Märchenreihe Maghreb #20 – Der Kameltreiber und seine Kamele
Jeden Freitag stellt uns der Geschichtenerzähler und Autor Naceur-Charles Aceval ein Märchen aus seinen Büchern vor und entführt uns mit seinen Geschichten und Weisheiten in die Märchenwelt des Maghreb.

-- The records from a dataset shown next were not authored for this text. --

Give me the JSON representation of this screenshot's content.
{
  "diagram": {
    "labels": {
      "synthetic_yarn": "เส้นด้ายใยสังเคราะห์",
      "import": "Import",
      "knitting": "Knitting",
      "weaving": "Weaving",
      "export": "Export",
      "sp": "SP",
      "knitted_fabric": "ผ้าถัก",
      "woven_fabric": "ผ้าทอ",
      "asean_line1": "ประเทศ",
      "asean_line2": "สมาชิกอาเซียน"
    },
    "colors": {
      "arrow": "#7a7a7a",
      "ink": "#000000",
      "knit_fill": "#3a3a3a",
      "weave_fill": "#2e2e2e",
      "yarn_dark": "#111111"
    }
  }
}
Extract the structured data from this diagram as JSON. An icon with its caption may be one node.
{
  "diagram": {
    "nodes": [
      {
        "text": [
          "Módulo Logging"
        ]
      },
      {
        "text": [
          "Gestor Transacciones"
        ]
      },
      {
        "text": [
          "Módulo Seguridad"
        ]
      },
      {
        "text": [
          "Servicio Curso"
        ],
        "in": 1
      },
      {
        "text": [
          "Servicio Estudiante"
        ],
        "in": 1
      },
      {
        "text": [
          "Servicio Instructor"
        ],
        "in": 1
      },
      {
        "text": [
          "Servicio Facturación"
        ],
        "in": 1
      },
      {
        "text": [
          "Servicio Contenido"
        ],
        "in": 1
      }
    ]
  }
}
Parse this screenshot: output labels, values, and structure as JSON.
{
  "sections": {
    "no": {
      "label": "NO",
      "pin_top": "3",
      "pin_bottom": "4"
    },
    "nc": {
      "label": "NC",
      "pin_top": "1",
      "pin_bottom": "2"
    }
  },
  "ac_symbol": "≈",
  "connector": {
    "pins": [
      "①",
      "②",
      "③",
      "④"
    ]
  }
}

„Menschen kommen, Menschen gehen! Allein das Wort reist und bleibt und erreicht immer sein Ziel.“ so fangen immer die Erzählungen von Naceur-Charles Aceval an, welche der Erzähler direkt aus dem Mund seiner Mutter gehört und die ihn von Kindheit an tief geprägt haben. Es sind die Geschichten und Märchen aus der Welt der Nomaden und dem Nomadenzelt seiner Kindheitstage und Vorfahren in den Hochebenen Algeriens, zwischen Meer und Wüste, zwischen Nomaden und Seßhaften, die direkt aus der mündlichen Erzähltradition des Maghreb entstammen.
Der Kameltreiber und seine Kamele
Aus dem Buch „Kleine Märchen, große Weisheiten“, Mai 2017, Papermoon-Verlag. Bestellung direkt bei Naceur-Charles Aceval.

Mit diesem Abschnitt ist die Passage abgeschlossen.